Bagian lain yang juga menarik adalah tentang khitan pada perempuan dan bagaimana seharusnya kita melihat isu ini (karena banyak yang menganggap itu adalah keharusan). Atau bagian akhir dari buku ini yang membahas hadis-hadis tentang relasi suami-istri dalam suatu pernikahan, di mana hadis yang muncul seringkali menekankan pada kepatuhan istri, dan seolah membebaskan suami dari hal yang sama. Padahal, bila dilihat dengan metode mubadalah, hadis-hadis ini harus dibaca dalam konteks kesalingan. Sungguh suatu hal yang membuat dada saya terasa lapang saat membacanya.

Memang ada masalah yang cukup kontroversial dan pasti ditentang oleh ulama tradisional, seperti misalnya tentang bolehkah perempuan menjadi imam shalat. Meskipun ada hadis yang menyatakan terjadinya peristiwa itu, namun penulis juga mengakui bahwa nyaris semua ulama tetap berpegang pada perempuan tidak boleh menjadi imam bila ada laki-laki. Tapi, tidak apa. Ini menjadi hal yang tentu saja boleh kita ketahui bahwa ada pendapat seperti ini dan ada pendapat yang lain.

Perempuan (bukan) Makhluk Domestik
Di buku keduanya ini, penulis membahas hadis-hadis pernikahan dan pengasuhan, masih dengan menggunakan metode mubadalah. Misalnya membahas hadis yang mengatakan bahwa menikah itu separuh agama. Ternyata yang dimaksud itu bukan seperti sesederhana yang kita pahami selama ini. Ternyata hadis ini bicara tentang komitmen. Agak mindblowing untuk saya. Penulis juga mengingatkan kembali lima pilar pernikahan yang harus menjadi fondasi dalam berumah tangga, yaitu : (1) komitmen pada ikatan yang kukuh sebagai amanah Allah Swt., (2) prinsip berpasangan dan kesalingan, (3) perilaku saling memberi kenyamanan/kerelaan, (4) saling memperlakukan dengan baik,dan (5)kebiasaan saling berembuk bersama. Selain itu dibahas juga soal kebolehan perempuan mencari nafkah, perempuan beraktivitas di ruang publik, dan yang terakhir adalah bagaimana tuntunan bagi orangtua berlaku kepada anak.

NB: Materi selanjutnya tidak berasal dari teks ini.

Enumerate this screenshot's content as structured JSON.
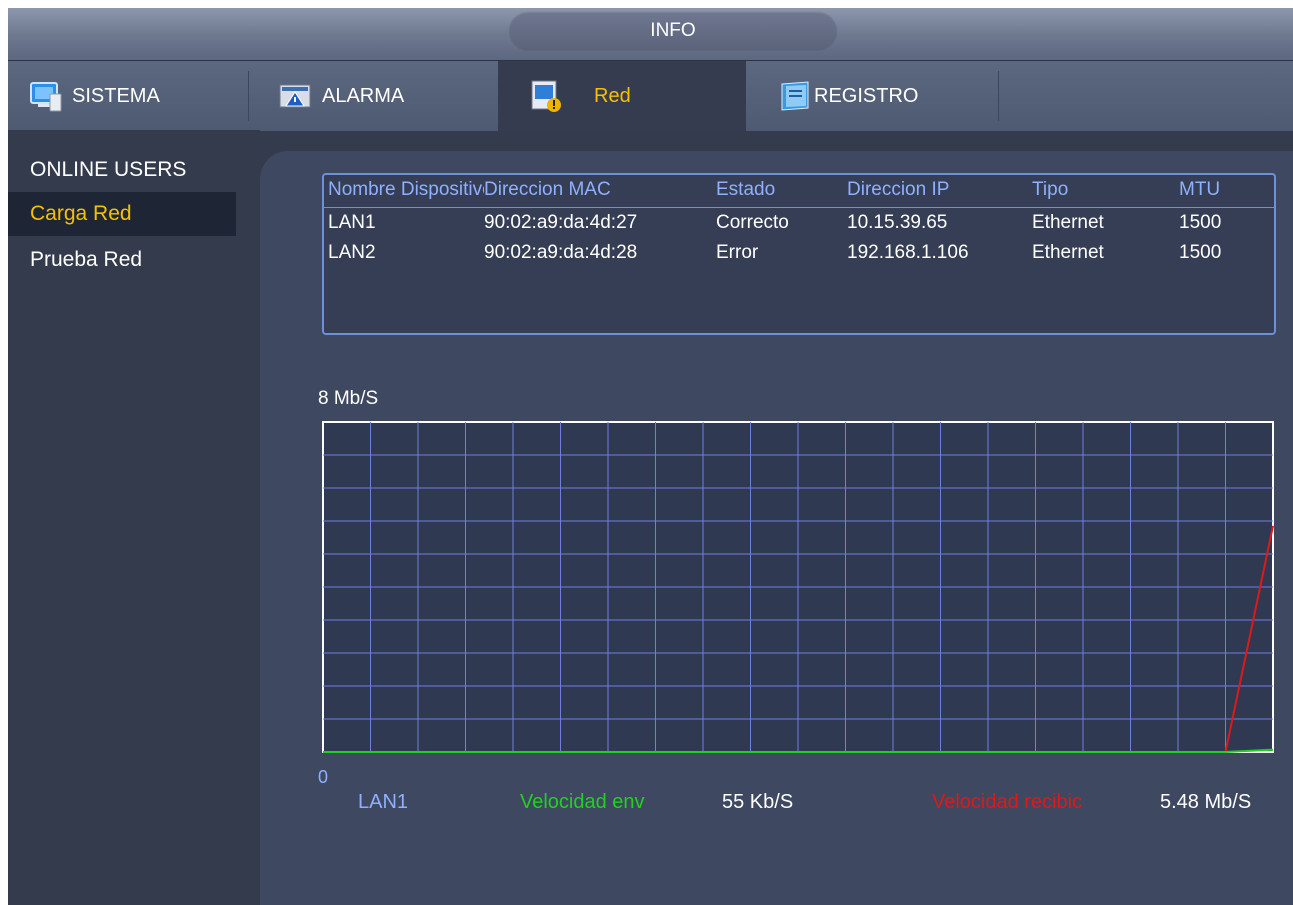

Kedua buku ini berhasil membuka pikiran dan hati saya bahwa dalam Islam selalu terjadi proses interpretasi dan reinterpretasi, selalu ada perkembangan metode-metode dalam menginterpretasikan teks-teks yang turun berabad-abad yang lalu. Selama ini yang sampai di telinga ini hanyalah pemahaman tradisional yang sering sekali sangat keras, saklek, terlalu tekstual tanpa membahas konteks atau bahkan relevansi dengan kondisi saat ini. Dan itu membuat saya jadi mempertanyakan di sisi mananya rahmat agama ini bila narasinya sangat keras? Di sisi mana rahmat agama ini bila ia sangat longgar pada satu jenis kelamin dan keras pada jenis kelamin lainnya. Namun, metode mubadalah dan pembahasan hadis menggunakan metode tersebut dalam kedua buku ini memberikan angin segar, sepercik air menyejukkan. Ternyata ada cara lain, ternyata selama ini ada pendapat lain, ternyata ini soal kita mau melihat secara jernih atau tidak, mau melihat secara berimbang atau tidak.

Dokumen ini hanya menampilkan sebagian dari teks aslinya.